Ketika nenek pulang berhaji, orang-orang mengganti nama panggilannya menjadi “Ummi”. Akan tetapi, saya tetap konsisten memanggilnya Nenek Male, demi terus menghidupkan masa kecil dan menghargai proses saya belajar berbicara saat bocah.
Nenek Male diasuh oleh orang tua yang juga seorang petani. Kakeknya adalah seorang pembuka lahan pada masa penjajahan Belanda. Pada pemerintahan masa itu, sang kakek kerap diperintah membuka lahan untuk pemukiman, ataupun pertanian. Usaha keras membuka lahan menguntungkan keturunannya hingga sekarang.
Setiap berhasil membuka lahan, sang kakek juga mendapatkan jatah tanah, yang beberapa di antaranya dijadikan sebagai tempat membangun rumah ataupun dijadikan sebagai sawah. Modal tanah dan persawahan yang cukup luas itu dilanjutkan dan dihidupkan oleh Nenek Male bersama saudara-saudaranya.
Menyambut musim hujan di penghujung tahun, Nenek Male mulai sibuk persiapan menanam padi. Proses menyemai ase (gabah) dimulai di pertengahan bulan Desember. Nenek mengambil ase dari tempat penyimpanan yang Orang Bugis menyebutnya rakkeang. Tempat peyimpanan gabah itu berada di antara atap dan palfon rumah panggung.

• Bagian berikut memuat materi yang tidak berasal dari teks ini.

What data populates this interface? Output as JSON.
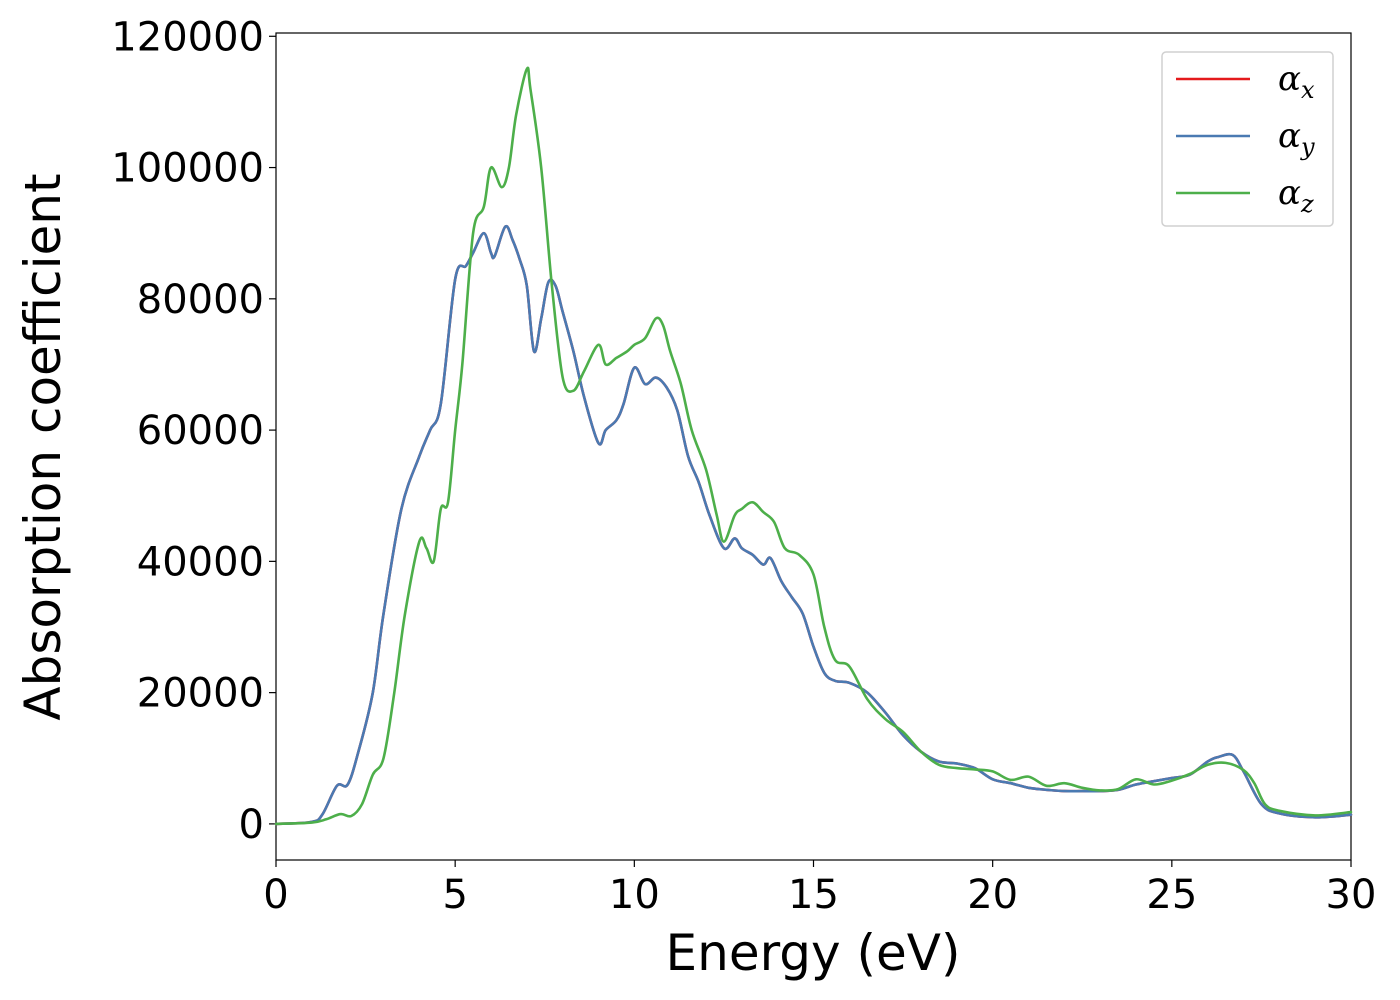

Setelah mengambil gabah, nenek kemudian melakukan ritual mappasili untuk memberangkatkan (panggujui) gabah untuk ditanam. “Dipassili i asenna ase ko eloni dipanggujui” (Gabah dipassili sebelum diberangkatkan ke sawah untuk ditanam kembali), kata nenek, sebelum mengambil air di dapur. Massili ase adalah menyiram air ke gabah dengan tanaman khusus.
Di malam-malam, yang biasanya kami beristirahat, saya sering bertanya tentang mengapa ritual-ritual tersebut harus dilakukan. Pasalnya, nenek adalah orang yang paling rasional dan logis yang pernah saya temui.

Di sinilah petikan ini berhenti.